Regen häufiger heftiger

Warum regnet es öfter als früher so heftig in Europa? "Die Wasseroberfläche, auch der Adria, ist deutlich wärmer als vor hundert Jahren. Dadurch verdunstet auch mehr Wasser, und es gibt mehr Feuchtigkeit in der Luft", sagt Sven Fuchs vom Institut für Alpine Naturgefahren an der Universität für Bodenkultur Wien zum STANDARD.

Dies sei ein Grund, warum die Regenfälle, etwa in Italien, stärker geworden sind. "Ohne Klimawandel hätten wir vielleicht auch alle zehn Jahre so eine Situation, mit dem Klimawandel tritt sie aber häufiger ein", sagt Fuchs.

Dämme und Becken

Nicht nur in Italien, sondern überall, wo man mit Hochwassern zu rechnen und zu kämpfen hat, gibt es ein Bündel an Gegenmaßnahmen. Bauliche Maßnahmen wie Dämme und Rückhaltebecken, raumplanerische Rezepte wie das Freihalten von flussnahen Flächen sowie organisatorische Schritte im Rahmen des Zivilschutzes.

Allerdings basieren die Werkzeuge gegen Überschwemmungen auf Erfahrungen und Statistiken. "Nun haben wir das Problem, dass sich die Grundlagen verschieben, konkret die Wassermenge, die auf den Boden trifft", sagt Fuchs.

In der Emilia-Romagna waren es in der Vorwoche innerhalb von zwei Tagen mancherorts 200 Millimeter Niederschlag. Ein Millimeter entspricht einem Liter pro Quadratmeter.

Rückhalteflächen schaffen

Angesprochen auf die verheerende Lage in Norditalien nennt Boku-Forscher Fuchs als vorbeugenden Lösungsansatz die sogenannte Retention. Man legt Rückhalteflächen um die Flussläufe an, in denen sich Wasser bei starkem Regen temporär ansammeln kann. "Man müsste im Oberlauf des Po Retentionsflächen schaffen. Bei hohem Niederschlag könnte das Wasser dann eingestaut werden und anschließend verzögert abfließen", erklärt Fuchs.

Allerdings sei er sich der schwierigen Ausgangslage bewusst. Norditalien, auch die Emilia-Romagna mit Städten wie Bologna und Parma, sei rund um den Fluss Po dichtbesiedelt und stark versiegelt.

Renaturierung von Flüssen

Ein zweiter Ansatz, der vielerorts auf der Welt verfolgt wird, um Hochwasser abzuflachen, ist die Renaturierung von Flüssen. Allerdings ist die Befreiung der Flüsse aus ihren menschengemachten Korsetten ein langer Prozess. Oft scheitert oder verzögert sich die Renaturierung auch, weil die Gebiete um die Flüsse bereits verbaut oder landwirtschaftlich genutzt sind.

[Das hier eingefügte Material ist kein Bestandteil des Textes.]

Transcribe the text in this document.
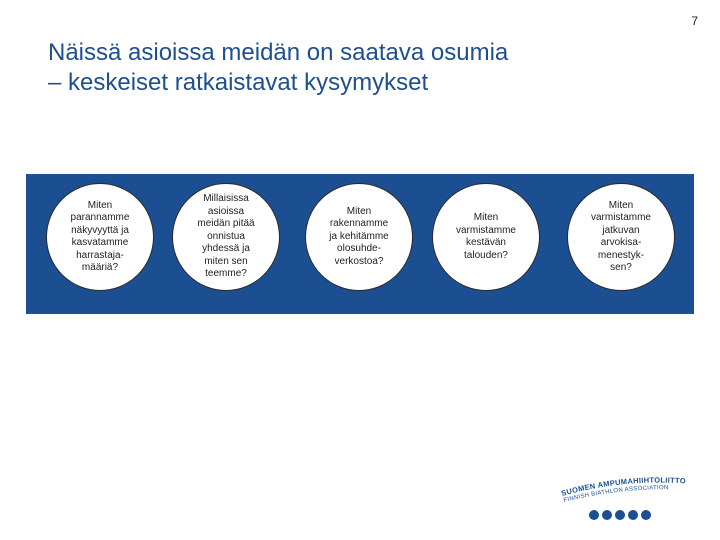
7
Näissä asioissa meidän on saatava osumia
– keskeiset ratkaistavat kysymykset
Miten
parannamme
näkyvyyttä ja
kasvatamme
harrastaja-
määriä?
Millaisissa
asioissa
meidän pitää
onnistua
yhdessä ja
miten sen
teemme?
Miten
rakennamme
ja kehitämme
olosuhde-
verkostoa?
Miten
varmistamme
kestävän
talouden?
Miten
varmistamme
jatkuvan
arvokisa-
menestyk-
sen?
SUOMEN AMPUMAHIIHTOLIITTO
FINNISH BIATHLON ASSOCIATION
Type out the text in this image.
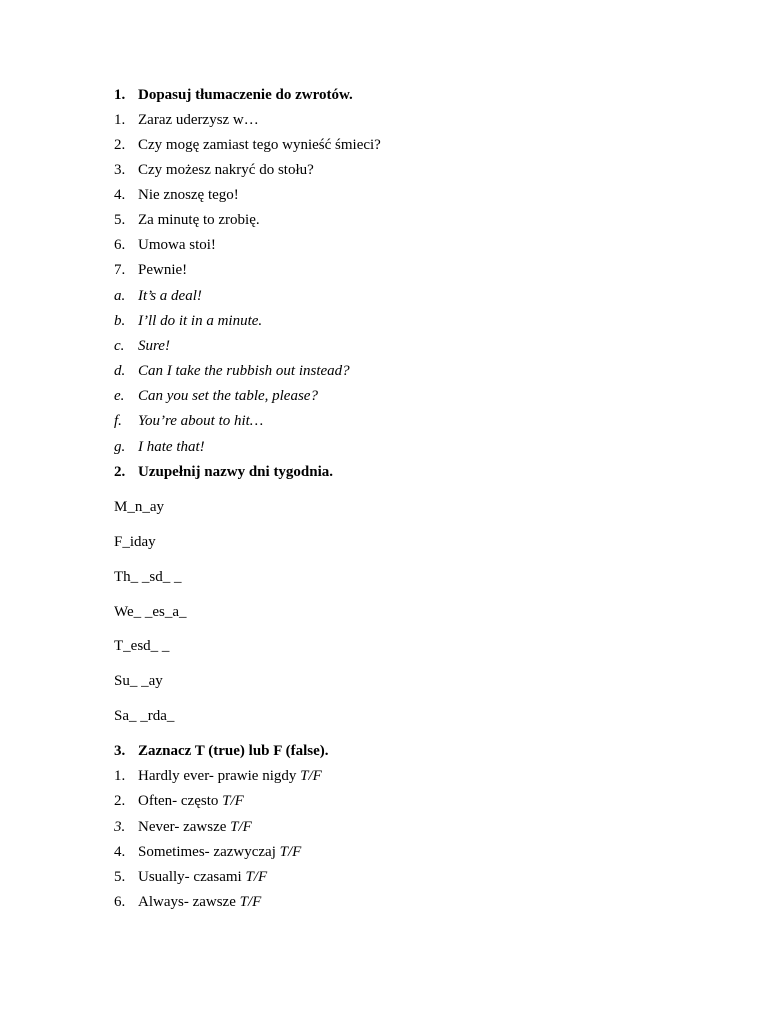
1. Dopasuj tłumaczenie do zwrotów.
1. Zaraz uderzysz w…
2. Czy mogę zamiast tego wynieść śmieci?
3. Czy możesz nakryć do stołu?
4. Nie znoszę tego!
5. Za minutę to zrobię.
6. Umowa stoi!
7. Pewnie!
a. It’s a deal!
b. I’ll do it in a minute.
c. Sure!
d. Can I take the rubbish out instead?
e. Can you set the table, please?
f. You’re about to hit…
g. I hate that!
2. Uzupełnij nazwy dni tygodnia.
M_n_ay
F_iday
Th_ _sd_ _
We_ _es_a_
T_esd_ _
Su_ _ay
Sa_ _rda_
3. Zaznacz T (true) lub F (false).
1. Hardly ever- prawie nigdy T/F
2. Often- często T/F
3. Never- zawsze T/F
4. Sometimes- zazwyczaj T/F
5. Usually- czasami T/F
6. Always- zawsze T/F
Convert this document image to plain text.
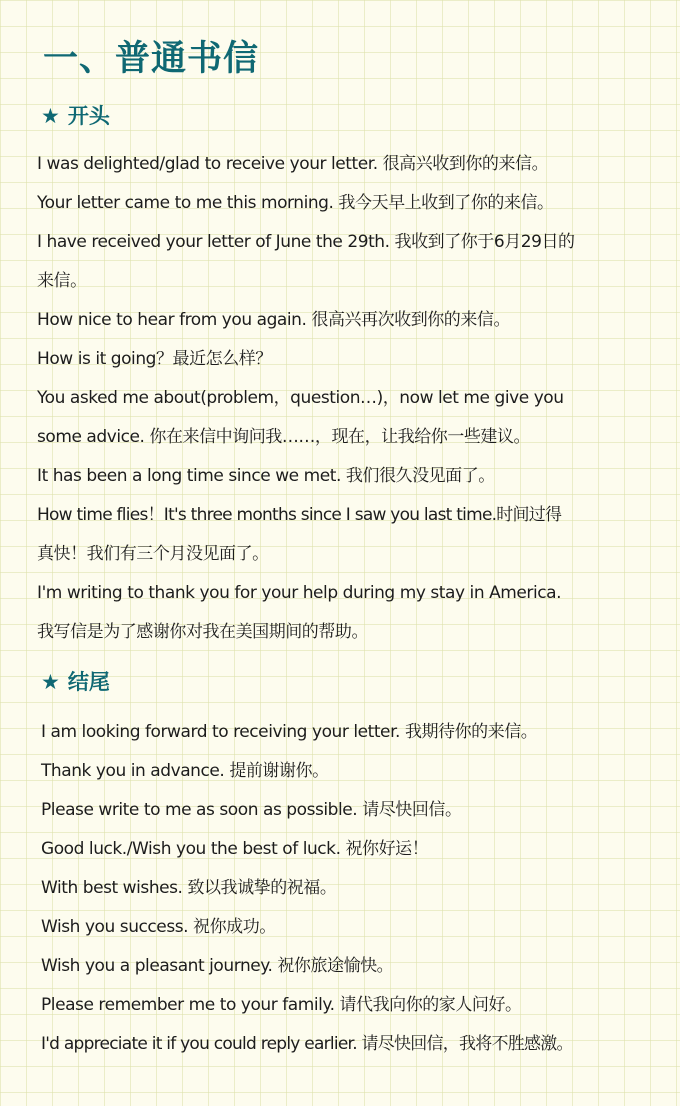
一、普通书信
★ 开头
I was delighted/glad to receive your letter. 很高兴收到你的来信。
Your letter came to me this morning. 我今天早上收到了你的来信。
I have received your letter of June the 29th. 我收到了你于6月29日的
来信。
How nice to hear from you again. 很高兴再次收到你的来信。
How is it going？最近怎么样？
You asked me about(problem，question…)，now let me give you
some advice. 你在来信中询问我……，现在，让我给你一些建议。
It has been a long time since we met. 我们很久没见面了。
How time flies！It's three months since I saw you last time.时间过得
真快！我们有三个月没见面了。
I'm writing to thank you for your help during my stay in America.
我写信是为了感谢你对我在美国期间的帮助。
★ 结尾
I am looking forward to receiving your letter. 我期待你的来信。
Thank you in advance. 提前谢谢你。
Please write to me as soon as possible. 请尽快回信。
Good luck./Wish you the best of luck. 祝你好运！
With best wishes. 致以我诚挚的祝福。
Wish you success. 祝你成功。
Wish you a pleasant journey. 祝你旅途愉快。
Please remember me to your family. 请代我向你的家人问好。
I'd appreciate it if you could reply earlier. 请尽快回信，我将不胜感激。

"Da sind immense Anstrengungen und eine gewisse politische Stabilität nötig, weil so ein Vorhaben zehn bis zwanzig Jahre dauern kann", erzählt Fuchs. Einen kurzfristigen Schutz für Menschen, die von Hochwassern in Italien, Kroatien oder auch Österreich betroffen sind, bieten solche Maßnahmen daher nicht.

Die Straßen bei den Murazzi (Mauern) del Po in Turin wurden ab dem 20. Mai aus Sicherheitsgründen gesperrt.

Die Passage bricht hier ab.